Make noise to your publisher when you are signing any future contracts. Check any AI clauses in your contract and if you do not consent - do not sign. Some authors are starting to include clauses allowing AI training on ‘some’ of their titles (Ref: https://www.thebookseller.com/news/harpercollins-signs-contract-with-tech-company-to-use-limited-number-of-titles-to-train-ai)
Make noise to your local member of parliament. Bring the piracy and unauthorised use of your work (or anyone’s work for that matter) to their attention. Governments need to know this is an issue that affects everybody and they need to step up to the plate. Now. There’s been inaction for far too long.

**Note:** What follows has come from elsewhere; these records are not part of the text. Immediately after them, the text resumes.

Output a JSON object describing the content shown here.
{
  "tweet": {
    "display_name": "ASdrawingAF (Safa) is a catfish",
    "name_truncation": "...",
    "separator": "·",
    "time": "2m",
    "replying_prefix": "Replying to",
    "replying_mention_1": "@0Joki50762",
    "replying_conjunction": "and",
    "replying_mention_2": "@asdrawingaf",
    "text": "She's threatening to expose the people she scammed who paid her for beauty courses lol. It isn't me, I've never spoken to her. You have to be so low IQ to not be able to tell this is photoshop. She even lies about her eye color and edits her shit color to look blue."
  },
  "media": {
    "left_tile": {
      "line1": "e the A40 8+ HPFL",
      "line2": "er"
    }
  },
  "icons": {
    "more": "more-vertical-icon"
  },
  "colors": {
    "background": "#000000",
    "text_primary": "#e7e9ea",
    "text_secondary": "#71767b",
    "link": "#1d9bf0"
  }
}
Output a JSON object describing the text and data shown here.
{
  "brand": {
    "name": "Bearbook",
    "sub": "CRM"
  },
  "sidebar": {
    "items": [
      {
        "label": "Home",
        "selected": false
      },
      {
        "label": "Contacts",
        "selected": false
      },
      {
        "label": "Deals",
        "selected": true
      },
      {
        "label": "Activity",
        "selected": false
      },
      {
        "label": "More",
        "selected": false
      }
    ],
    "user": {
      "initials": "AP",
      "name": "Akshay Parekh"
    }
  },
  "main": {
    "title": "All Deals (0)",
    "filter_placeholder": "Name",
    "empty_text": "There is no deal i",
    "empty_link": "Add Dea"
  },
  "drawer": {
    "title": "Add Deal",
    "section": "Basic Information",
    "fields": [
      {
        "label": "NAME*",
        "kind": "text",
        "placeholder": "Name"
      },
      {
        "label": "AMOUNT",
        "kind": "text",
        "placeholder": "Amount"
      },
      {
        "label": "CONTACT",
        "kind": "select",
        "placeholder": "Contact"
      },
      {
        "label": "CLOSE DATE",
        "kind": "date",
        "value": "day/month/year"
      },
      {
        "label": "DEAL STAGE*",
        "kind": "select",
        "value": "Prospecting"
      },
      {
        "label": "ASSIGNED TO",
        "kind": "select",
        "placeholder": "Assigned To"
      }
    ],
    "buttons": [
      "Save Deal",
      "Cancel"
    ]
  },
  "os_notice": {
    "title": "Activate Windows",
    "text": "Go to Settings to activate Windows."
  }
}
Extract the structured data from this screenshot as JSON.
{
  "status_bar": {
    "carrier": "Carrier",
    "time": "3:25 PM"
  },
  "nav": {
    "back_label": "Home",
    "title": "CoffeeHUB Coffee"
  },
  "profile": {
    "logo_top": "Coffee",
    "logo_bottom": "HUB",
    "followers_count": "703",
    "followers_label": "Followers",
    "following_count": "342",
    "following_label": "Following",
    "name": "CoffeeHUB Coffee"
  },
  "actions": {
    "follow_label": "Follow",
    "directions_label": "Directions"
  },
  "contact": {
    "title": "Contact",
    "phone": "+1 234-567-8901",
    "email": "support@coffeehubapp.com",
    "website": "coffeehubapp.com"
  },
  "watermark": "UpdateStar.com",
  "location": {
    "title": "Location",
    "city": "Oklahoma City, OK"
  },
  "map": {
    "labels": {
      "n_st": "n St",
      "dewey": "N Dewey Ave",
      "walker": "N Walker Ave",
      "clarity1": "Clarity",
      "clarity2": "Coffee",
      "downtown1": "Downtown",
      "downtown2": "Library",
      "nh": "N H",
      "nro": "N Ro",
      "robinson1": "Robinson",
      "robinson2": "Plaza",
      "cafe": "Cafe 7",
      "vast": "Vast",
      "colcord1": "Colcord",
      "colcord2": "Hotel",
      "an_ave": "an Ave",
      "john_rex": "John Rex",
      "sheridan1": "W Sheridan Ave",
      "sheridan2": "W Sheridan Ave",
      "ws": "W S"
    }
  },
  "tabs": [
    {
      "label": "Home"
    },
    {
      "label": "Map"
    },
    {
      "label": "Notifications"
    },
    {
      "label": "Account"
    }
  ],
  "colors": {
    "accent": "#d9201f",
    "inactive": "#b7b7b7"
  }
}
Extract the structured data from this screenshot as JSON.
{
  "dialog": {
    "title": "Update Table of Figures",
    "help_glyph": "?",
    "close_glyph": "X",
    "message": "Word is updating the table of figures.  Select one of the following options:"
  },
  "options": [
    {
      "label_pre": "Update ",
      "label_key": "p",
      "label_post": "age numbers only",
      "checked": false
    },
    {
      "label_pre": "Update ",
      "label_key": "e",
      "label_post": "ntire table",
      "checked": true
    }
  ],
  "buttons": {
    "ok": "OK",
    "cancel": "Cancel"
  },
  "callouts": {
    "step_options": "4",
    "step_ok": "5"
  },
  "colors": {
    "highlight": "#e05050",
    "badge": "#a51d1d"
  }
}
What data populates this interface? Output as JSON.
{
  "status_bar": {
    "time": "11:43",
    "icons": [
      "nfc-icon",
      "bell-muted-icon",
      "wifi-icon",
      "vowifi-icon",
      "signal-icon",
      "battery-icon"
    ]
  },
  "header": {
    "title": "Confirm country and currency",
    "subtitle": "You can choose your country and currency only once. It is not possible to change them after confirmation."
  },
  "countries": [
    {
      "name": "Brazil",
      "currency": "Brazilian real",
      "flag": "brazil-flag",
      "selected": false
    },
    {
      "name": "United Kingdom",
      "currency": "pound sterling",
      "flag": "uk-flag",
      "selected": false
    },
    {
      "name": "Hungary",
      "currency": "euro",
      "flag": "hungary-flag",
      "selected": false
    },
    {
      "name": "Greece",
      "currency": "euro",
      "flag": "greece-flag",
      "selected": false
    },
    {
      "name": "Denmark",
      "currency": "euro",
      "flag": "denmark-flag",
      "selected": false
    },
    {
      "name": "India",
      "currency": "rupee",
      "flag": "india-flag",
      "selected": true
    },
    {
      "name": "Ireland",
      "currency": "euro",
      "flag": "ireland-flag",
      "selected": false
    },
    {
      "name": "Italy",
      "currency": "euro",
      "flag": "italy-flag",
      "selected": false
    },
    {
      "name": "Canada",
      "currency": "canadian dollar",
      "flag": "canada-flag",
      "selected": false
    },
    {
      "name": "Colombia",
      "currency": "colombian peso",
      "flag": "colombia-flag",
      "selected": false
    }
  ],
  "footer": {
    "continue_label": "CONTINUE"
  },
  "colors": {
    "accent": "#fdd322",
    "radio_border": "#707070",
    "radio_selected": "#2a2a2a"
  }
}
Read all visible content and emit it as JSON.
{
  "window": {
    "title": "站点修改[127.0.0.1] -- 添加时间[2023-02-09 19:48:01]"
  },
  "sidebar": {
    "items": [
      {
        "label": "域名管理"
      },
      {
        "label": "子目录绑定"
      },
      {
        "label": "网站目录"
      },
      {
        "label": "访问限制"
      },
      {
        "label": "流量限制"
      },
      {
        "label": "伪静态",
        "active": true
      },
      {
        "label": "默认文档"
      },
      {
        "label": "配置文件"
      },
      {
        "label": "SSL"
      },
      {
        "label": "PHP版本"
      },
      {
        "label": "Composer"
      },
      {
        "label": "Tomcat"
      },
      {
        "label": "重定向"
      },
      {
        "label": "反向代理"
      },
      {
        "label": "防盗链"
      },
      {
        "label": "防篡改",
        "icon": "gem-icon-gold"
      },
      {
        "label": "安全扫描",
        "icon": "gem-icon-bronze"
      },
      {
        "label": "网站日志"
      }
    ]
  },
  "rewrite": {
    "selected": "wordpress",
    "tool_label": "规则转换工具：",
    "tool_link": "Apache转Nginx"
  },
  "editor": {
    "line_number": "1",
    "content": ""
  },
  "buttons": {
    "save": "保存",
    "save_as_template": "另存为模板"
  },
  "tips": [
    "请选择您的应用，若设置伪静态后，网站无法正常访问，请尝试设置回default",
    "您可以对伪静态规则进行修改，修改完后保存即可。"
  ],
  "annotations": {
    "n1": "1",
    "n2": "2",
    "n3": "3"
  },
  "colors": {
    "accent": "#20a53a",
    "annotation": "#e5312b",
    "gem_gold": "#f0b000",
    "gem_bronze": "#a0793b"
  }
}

Make noise by helping others understand the situation and issues surrounding the futures of our online world and fast-evolving AI.
Support authors by getting your books via legitimate means. Whether that’s the author’s own website, bricks and mortar shops, or reputable online platforms that align with your values. You can also support authors by borrowing their books from the library, and sharing books you love via word of mouth.
I wish I could say that I’m hopeful for the current state of the world in terms of our digital landscape. But I’m not.
The world wide web was supposed to make our world smaller. Bring people together. Be used for positive.
Of course, we knew that there was always a section of our community that would take advantage of such a thing and use it for illegal and immoral purposes. We didn’t know just how fast and out of hand it would get. We blinked and missed it.
Pondering the repercussions of being online
I have to admit I’ve been finding it hard to reconcile the online world lately. I wanted to be AI-curious, understand its benefits, but I’m fast coming to the conclusion the negatives outweigh the positives one-hundred-fold.
And, for all the positives and opportunities the online world has brought me personally, I can’t help but feel the space isn’t somewhere healthy right now. But I also know that there is no answer to this ongoing conundrum.
I’ve been stepping back from social media, and am being very conscious and intentional about how I spend my time online. Ironic that here I am. But that’s one of the positives of the online world, being able to share things in a positive and helpful way.
However, personally, my relationship with my own digital footprint, my interaction in the online landscape, as well as my creativity continues to be a question I ponder. It’s ongoing, and I’m not sure if there will ever be an answer.
In the meantime, if I had any advice for creatives, writers, for the everyday person living in today’s online world it would be - be aware. And be wary.
Thanks Jodi, I’ve been pondering my own life online and tbh I want to step back but finding it increasingly difficult to do - it’s a crutch I don’t want and in this political climate too how does one stay informed yet remove themselves from social media? The expectations of publishers too is that writers will be ‘out there’. I find this all extremely crushing. I want to be a good writerly citizen too!
Thanks for sharing all your knowledge and insights on this very topical subject, Jodi. It's a minefield. My husband is in IT and has resisted social media since its inception whereas I was not so black and white about it. Now I find myself in a quandary, like everyone else. Pirated copies of my books have also been scraped to train AI. To me, it needs to be a corporate and government level of leadership to really put some boundaries around this new tech. It can't be up to the poor (figuratively and literally!) creators to try and combat these billionaires and their money-making agendas. Might go build a cabin in the woods...